His wife referred Mark to Kate Meads Associates (KMA) in order for him to get back into a daily routine, develop some meaningful activities and to improve his overall mental health. The plan was to eventually transition successfully back into work.

KMA is a leading occupational therapy consultancy and often works with global companies to promote company wellbeing and stress management, as well as helping individuals overcome current mental and physical health issues in order to return to work.

Kate Meads, Managing Director of KMA, worked with Mark over a period of five months. A key aim was to develop coping strategies which would enable him to manage his mental health and well-being more effectively.

Kate Meads said: ‘It was clear that Mark had extremely high expectations of himself, which he didn’t feel that he was meeting. Because Mark took time out of work, he perceived this as failing. Mark was in a rut. His family life was being compromised due to his unhealthy working habits, and although his time off provided him with short term relief, his wife was extremely concerned that her husband would fall back to his usual unhealthy working habits if he didn’t get the help he required to make a sustainable return to work.’

The KMA approach is to look at the individual as a whole. Personal life, work life, and all aspects of mental and physical health are taken into account. By focusing on his goals, barriers, functional skills, strengths and limitations, strategies were established to enable Mark to be more tuned-in to his mental health. 

Mark was provided with new ‘tools’ to learn how to recognise and overcome challenges. Kate also provided techniques and recommendations which included the development of problem solving and self-reflection skills.

Mark’s previous inability to maintain a  healthy work/life balance was also identified as a cause for concern.

Kate Meads said: ‘Increasing the separation between Mark’s professional and personal lives was paramount for ensuring a better quality of life. In order to achieve this separation, we had to establish a healthy daily and weekly routine to focus Mark’s attention on his personal life – not just his work life.’

After working with Kate Meads for five months, Mark reported a significant improvement in his mood and self-confidence. This was attributed to Kate helping develop Mark’s own understanding of his mental health and well-being. 

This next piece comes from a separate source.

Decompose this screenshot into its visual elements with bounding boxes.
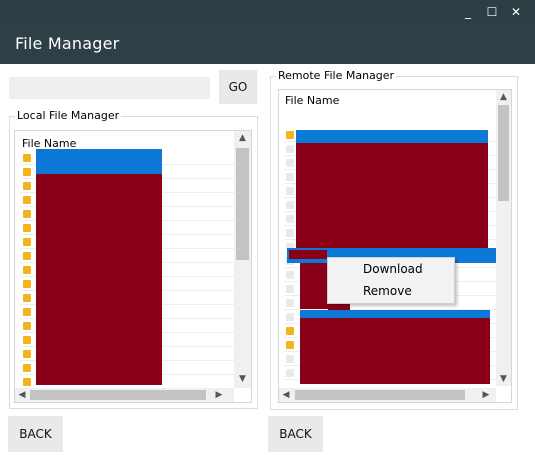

Mark said: ‘Kate’s help has been priceless. I’m living a very different lifestyle compared to two years previously. I have now successfully returned to my job as Vice President of Marketing having been supported by Kate to engage in a sustainable graded return – allowing me to slowly transition rather than jump straight back into full working hours and duties.’

Now back in his full-time role, Mark has noticed a reduction in the pressure he felt under before. He is better able to identify sooner when this strain occurs and also has the ability to manage it in a healthier way. Mark also stated that the techniques and routines developed with  Kate have improved his work/life balance in a positive way. He feels these changes have optimised his long-term wellbeing and allowed him to spend more quality time with his family. 

Kate Meads said: ‘Mark’s transformation in just five months has been remarkable. He is a much happier individual and now recognises the importance of his mental health and wellbeing.

‘Unfortunately, we regularly see other cases just like Mark’s. People in professional careers need to protect  their mental health and be aware of the consequences of toxic levels of stress on their overall sense of wellbeing.’

*To protect client confidentiality, the client’s name has been changed.